The Taliban even have shadow officials for small areas of Afghanistan, whose top officials live just over the border in Pakistan. Afghan villagers journey to Pakistan to seek justice for one grievance or another from these alternative figures.
The situation is tragically simple: the very people we need to kill or apprehend we can’t get at, because they are in effect protected by our so-called ally, Pakistan. All we can do is win tactical battles against foot soldiers inside Afghanistan, who are easily replaced.
It isn’t that President Musharraf is doing nothing. He has deployed troops along the border that have somewhat cut down on the activities of Mr. Haqqani. Moreover, many of his troops are busy quelling a separatist rebellion in the border province of Baluchistan.
But he feels himself atop a volcano of fundamentalism. He is among the last of the Westernized, British-style officers in the national army; after him come the men with the beards. The military and Pakistani society are filled with those who do not see the Taliban as a threat: it is an American problem, and one for an Afghan government toward which they feel ambivalence. So President Musharraf must walk a fine line. And he must be as devious with us as he is with any other faction.
Thus Pakistani strategy is to get the Taliban to the point where it can set up secure leadership bases in remote parts of Afghanistan and move across the border. Then Pakistan will claim that it is no longer its problem.

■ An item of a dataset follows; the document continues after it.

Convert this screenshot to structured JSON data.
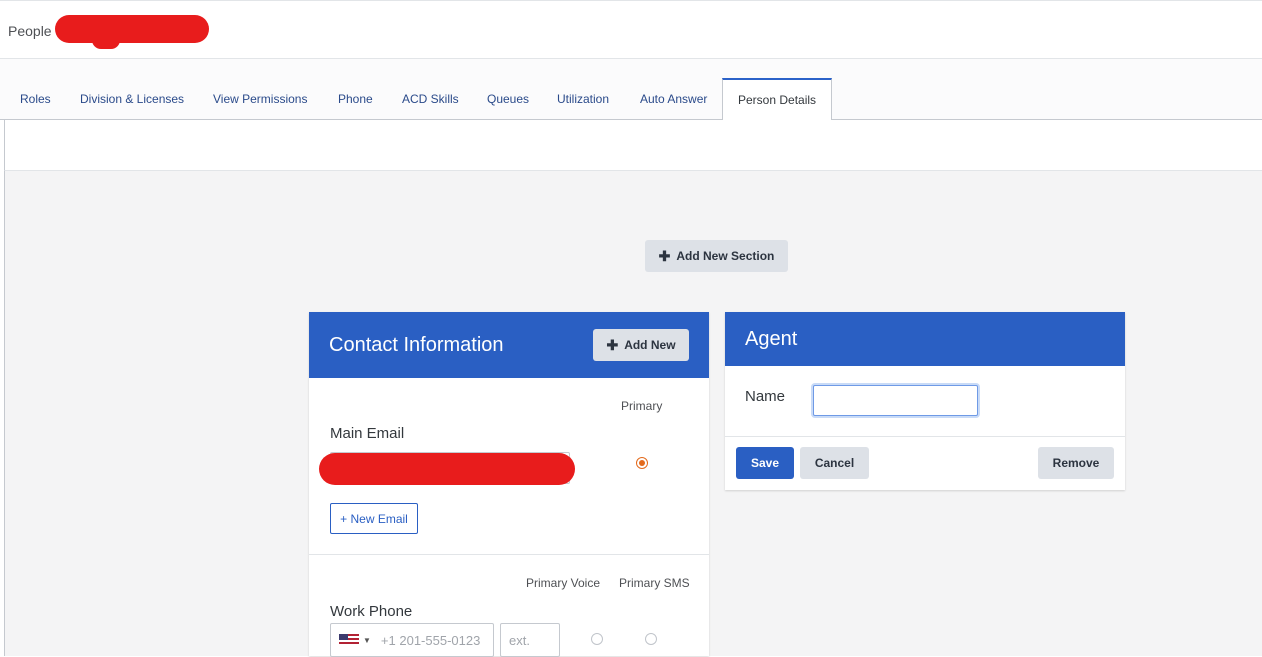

There are two opposing tipping points to watch out for. The first is the moment the Taliban leadership feels safe in bases inside Afghanistan and decides it can mobilize to infiltrate and eventually topple the cities. That is when Presidents Bush and Karzai lose. Mr. Karzai would need to form his own private militia, and perhaps cut a deal with Mullah Omar in order to survive.

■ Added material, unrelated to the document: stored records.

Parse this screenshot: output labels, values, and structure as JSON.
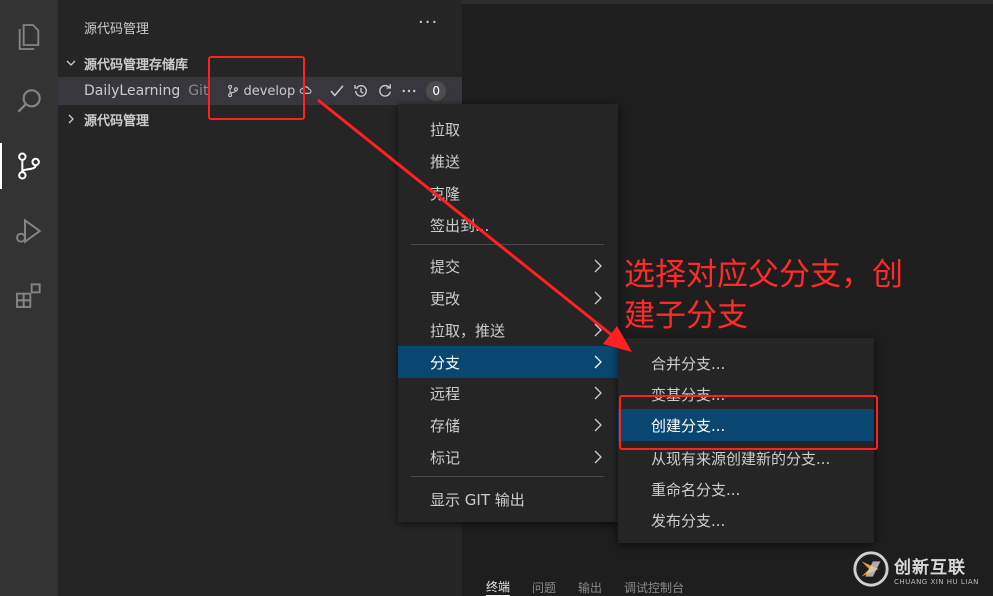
{
  "sidebar": {
    "title": "源代码管理",
    "more_label": "···",
    "section_repos": "源代码管理存储库",
    "section_scm": "源代码管理",
    "repo": {
      "name": "DailyLearning",
      "kind": "Git",
      "branch": "develop",
      "badge": "0"
    }
  },
  "context_menu": {
    "items": [
      "拉取",
      "推送",
      "克隆",
      "签出到..."
    ],
    "items_sub": [
      "提交",
      "更改",
      "拉取，推送",
      "分支",
      "远程",
      "存储",
      "标记"
    ],
    "items_bottom": [
      "显示 GIT 输出"
    ],
    "highlighted": "分支"
  },
  "branch_submenu": {
    "items": [
      "合并分支...",
      "变基分支...",
      "创建分支...",
      "从现有来源创建新的分支...",
      "重命名分支...",
      "发布分支..."
    ],
    "highlighted": "创建分支..."
  },
  "annotation": {
    "line1": "选择对应父分支，创",
    "line2": "建子分支",
    "color": "#ff2b2b"
  },
  "panel": {
    "tabs": [
      "终端",
      "问题",
      "输出",
      "调试控制台"
    ]
  },
  "watermark": {
    "cn": "创新互联",
    "en": "CHUANG XIN HU LIAN"
  },
  "colors": {
    "accent": "#094771",
    "activity_bar": "#333333",
    "sidebar": "#252526",
    "editor": "#1e1e1e"
  }
}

The other tipping point is when the Taliban leaders inside Pakistan feel themselves under so much pressure from the local authorities that their energy is spent on survival rather than on running operations. That is when Messrs. Bush and Karzai win. Unfortunately, this seems less likely than the first tipping point.
We can’t reverse this drift without a stronger policy toward Pakistan. I say this with extreme trepidation. President Musharraf, for all his faults, may still be the worst person to rule his country except for any other who might replace him. And yet it is necessary to hold his feet to the fire to a greater extent than we have.
Things have reached the point that it was entirely justified for the American ambassador to Islamabad, Ryan Crocker, to say this month that the exiled former Prime Ministers Benazir Bhutto and Nawaz Sharif should be allowed to return and run against Mr. Musharraf. As corrupt as those two leaders were, we need leverage.
IN the end, the battle for Afghanistan will be won in the villages, and the time-tested rules of counterinsurgency will apply. The two most vital goals in this case will be giving the local residents a stake in the outcome through subsidies and development projects; and providing security through the presence of coalition troops embedded with Afghan Army units. Periodic patrols don’t cut it. If you live and sleep beside people, they tend to trust you. You don’t win these kinds of wars operating out of big bases near the capital.
Finally, while democracy may be an abstraction in the Afghan countryside, it can be a powerful psychological tool if explained in the language of nuts-and-bolts enticements. With our help, President Karzai’s rural representatives must articulate a strategy of hope and development, and contrast it with the one of interminable conflict that is all that the Taliban can ultimately offer.
Robert D. Kaplan is a national correspondent for The Atlantic Monthly, and the author of “Soldiers of God: With Islamic Warriors in Afghanistan and Pakistan.”